US 12,217,519 B2
Systems and methods for uncertainty aware monocular 3D object detection
Rares Andrei Ambrus, San Francisco, CA (US); Or Litany, Sunnyvale, CA (US); Vitor Guizilini, Santa Clara, CA (US); Leonidas Guibas, Palo Alto, CA (US); Adrien David Gaidon, Mountain View, CA (US); and Jie Li, San Jose, CA (US)
Assigned to TOYOTA RESEARCH INSTITUTE, INC., Los Altos, CA (US); and THE BOARD OF TRUSTEES OF THE LELAND STANFORD JUNIOR UNIVERSITY, Stanford, CA (US)
Filed by TOYOTA RESEARCH INSTITUTE, INC.; and THE BOARD OF TRUSTEES OF THE LELAND STANFORD JUNIOR UNIVERSITY, Stanford, CA (US)
Filed on Dec. 6, 2021, as Appl. No. 17/543,144.
Prior Publication US 2023/0177850 A1, Jun. 8, 2023
Int. Cl. G06N 3/08 (2023.01); G06T 7/20 (2017.01); G06V 20/56 (2022.01); G06V 20/64 (2022.01)

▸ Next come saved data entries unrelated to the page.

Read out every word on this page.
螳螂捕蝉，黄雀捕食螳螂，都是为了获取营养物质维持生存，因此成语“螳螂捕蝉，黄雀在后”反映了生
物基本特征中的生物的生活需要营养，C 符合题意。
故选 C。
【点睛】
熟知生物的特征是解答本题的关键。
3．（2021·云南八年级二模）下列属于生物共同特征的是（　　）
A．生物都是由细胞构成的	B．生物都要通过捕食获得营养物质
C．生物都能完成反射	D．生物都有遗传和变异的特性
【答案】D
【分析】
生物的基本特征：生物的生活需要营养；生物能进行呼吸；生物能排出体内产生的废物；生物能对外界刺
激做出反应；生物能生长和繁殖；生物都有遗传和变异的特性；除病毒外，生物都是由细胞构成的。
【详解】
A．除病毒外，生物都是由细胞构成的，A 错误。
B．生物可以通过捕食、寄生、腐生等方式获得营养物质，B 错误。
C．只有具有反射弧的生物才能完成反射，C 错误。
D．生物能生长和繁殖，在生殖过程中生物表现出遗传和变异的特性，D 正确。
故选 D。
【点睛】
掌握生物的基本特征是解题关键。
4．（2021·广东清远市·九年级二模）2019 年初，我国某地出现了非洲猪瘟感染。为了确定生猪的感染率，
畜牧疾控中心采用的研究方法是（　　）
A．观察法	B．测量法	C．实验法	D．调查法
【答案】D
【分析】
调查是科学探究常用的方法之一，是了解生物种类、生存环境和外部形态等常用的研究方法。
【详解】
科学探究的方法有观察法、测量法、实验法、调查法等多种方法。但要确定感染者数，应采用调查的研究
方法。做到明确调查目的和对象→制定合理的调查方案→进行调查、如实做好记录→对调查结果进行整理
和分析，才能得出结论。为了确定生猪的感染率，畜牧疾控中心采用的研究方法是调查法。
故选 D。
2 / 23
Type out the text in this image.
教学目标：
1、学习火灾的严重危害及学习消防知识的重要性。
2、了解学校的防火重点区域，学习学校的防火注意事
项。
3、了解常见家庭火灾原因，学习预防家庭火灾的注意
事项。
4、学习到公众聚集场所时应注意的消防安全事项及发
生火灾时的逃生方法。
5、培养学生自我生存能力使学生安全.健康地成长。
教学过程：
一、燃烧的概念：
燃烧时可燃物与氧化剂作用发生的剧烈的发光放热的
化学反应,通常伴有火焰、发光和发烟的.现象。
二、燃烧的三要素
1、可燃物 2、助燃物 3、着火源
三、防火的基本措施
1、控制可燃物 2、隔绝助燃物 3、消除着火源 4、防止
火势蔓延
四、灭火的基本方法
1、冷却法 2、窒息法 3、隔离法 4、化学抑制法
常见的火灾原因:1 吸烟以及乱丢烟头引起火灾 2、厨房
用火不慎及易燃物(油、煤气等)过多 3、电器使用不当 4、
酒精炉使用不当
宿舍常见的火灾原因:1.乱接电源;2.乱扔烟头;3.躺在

CPC G06V 20/64 (2022.01) [G06N 3/08 (2013.01); G06T 7/20 (2013.01); G06V 20/56 (2022.01); G06T 2207/30241 (2013.01)] 20 Claims
OG exemplary drawing
 
1. A method for uncertainty aware 3D object detection, comprising:
predicting, using a trained monocular depth network, an estimated monocular input depth map of a monocular image of a video stream and an estimated depth uncertainty map associated with the estimated monocular input depth map;
feeding back a depth uncertainty regression loss associated with the estimated monocular input depth map and a ground truth depth map during training of the trained monocular depth network to update the estimated monocular input depth map to form an output monocular depth map;
updating the output monocular depth map using a vote regression loss from a 3D object detection network based on an aggregated depth uncertainty map corresponding to the estimated depth uncertainty map and the output monocular depth map;
detecting, by the 3D object detection network, 3D objects from a 3D point cloud computed from the updated output monocular depth map based on seed positions selected from the 3D point cloud and the aggregated depth uncertainty map; and
selecting, by the 3D object detection network, 3D bounding boxes of the 3D objects detected from the 3D point cloud based on the seed positions and refined, predicted votes based on the aggregated depth uncertainty map.